Other kumu hula have also searched for new teaching paths during the pandemic. Some turned to teaching workshops outside Hawai‘i, exposing more people to their own artistry and expanding the base of hula dancers. Others began to teach online. Stillman notes that this has “made serious hula instruction accessible, removing geographical barriers, and showing kumu how much hunger there is for knowledge.”

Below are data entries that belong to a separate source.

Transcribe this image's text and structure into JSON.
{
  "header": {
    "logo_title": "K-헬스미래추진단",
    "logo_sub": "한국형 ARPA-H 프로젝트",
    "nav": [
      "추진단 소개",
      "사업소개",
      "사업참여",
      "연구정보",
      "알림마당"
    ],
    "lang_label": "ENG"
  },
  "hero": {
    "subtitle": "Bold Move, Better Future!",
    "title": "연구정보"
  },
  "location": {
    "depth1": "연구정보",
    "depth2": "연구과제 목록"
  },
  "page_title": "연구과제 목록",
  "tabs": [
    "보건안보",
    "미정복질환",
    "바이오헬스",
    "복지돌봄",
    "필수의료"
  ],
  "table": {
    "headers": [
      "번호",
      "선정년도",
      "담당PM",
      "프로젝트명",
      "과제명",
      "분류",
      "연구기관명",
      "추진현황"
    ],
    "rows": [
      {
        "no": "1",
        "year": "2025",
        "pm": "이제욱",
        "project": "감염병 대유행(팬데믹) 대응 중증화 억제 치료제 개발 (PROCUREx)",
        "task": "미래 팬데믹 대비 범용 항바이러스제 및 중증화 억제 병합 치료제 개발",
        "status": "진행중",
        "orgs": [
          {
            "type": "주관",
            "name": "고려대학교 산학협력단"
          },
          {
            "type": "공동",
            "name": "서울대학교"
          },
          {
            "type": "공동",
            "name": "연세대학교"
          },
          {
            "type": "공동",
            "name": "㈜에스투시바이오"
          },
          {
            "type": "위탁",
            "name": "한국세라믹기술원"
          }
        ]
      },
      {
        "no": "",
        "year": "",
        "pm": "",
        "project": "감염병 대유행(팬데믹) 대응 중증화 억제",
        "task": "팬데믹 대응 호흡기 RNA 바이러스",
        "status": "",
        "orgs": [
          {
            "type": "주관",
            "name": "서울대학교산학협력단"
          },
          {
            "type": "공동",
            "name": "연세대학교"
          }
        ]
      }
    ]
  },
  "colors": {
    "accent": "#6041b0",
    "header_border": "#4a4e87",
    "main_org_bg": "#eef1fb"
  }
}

The Hawaiian word for knowledge is ‘ike, and the word is the foundation for the Hawaiian proverb “Ma ka hana ka ‘ike” (“Through doing, one learns”). And this may be the most exciting development in hula today: not the fancy footwork or the innovation in styles or the increasing sophistication of performances, but the idea that more and more and more people are engaged in the totality of the practice, in the quest for ancient wisdom.

Glossary

hula kahiko

“Old” or “ancient dance,” in which chanting is accompanied by sharkskin drum, double-gourd drum, or hollowed-out log beaten with sticks. Some hula kahiko honor gods and tell legends; others honor chiefs or praise places.

hula pahu

The pahu is the carved wood and sharkskin drum once considered especially sacred. This is the style of dance prevalent before Europeans came to Hawai‘i—primal, percussive, sexual, and powerful.

hula ku‘i

Ku‘i means “to join, stitch, splice, or unite,” and refers to the hula of the late 1800s, which stitched together the musical and dance vocabularies of old with new elements from indigenous and Western cultures. The dance became more secular and less rooted in Hawaiian spirituality.

hula ‘auana

Literally “wandering hula,” the graceful, sensuous, and playful hula that evolved after the monarchy years. Often praises aspects of a secular world: handsome ships, a queen’s diamond ring, the “famous fireman” of Honolulu, or a trysting spot for lovers in Waikīkī. 

hula mua

Mua means “forward,” and this termis used for Patrick Makuakāne’s new style, pairing Hawaiian traditions of storytelling-through-movement with non-Hawaiian music, from the “Flower Duet” by Léo Delibes, to “Bow Down Mister” by Boy George, to “I Left My Heart in San Francisco,” by Tony Bennett.

‘aiha‘a

The ‘aiha‘a is to hula what the plié is to ballet. It refers to hula’s low-to-the-ground stance, knees deeply bent.

kāholo

“Vamp” movement most people associate with hula, when the dancer moves side to side, following a 4/4 beat, letting the hips flow. There are eight basic hula steps, and many more advanced ones.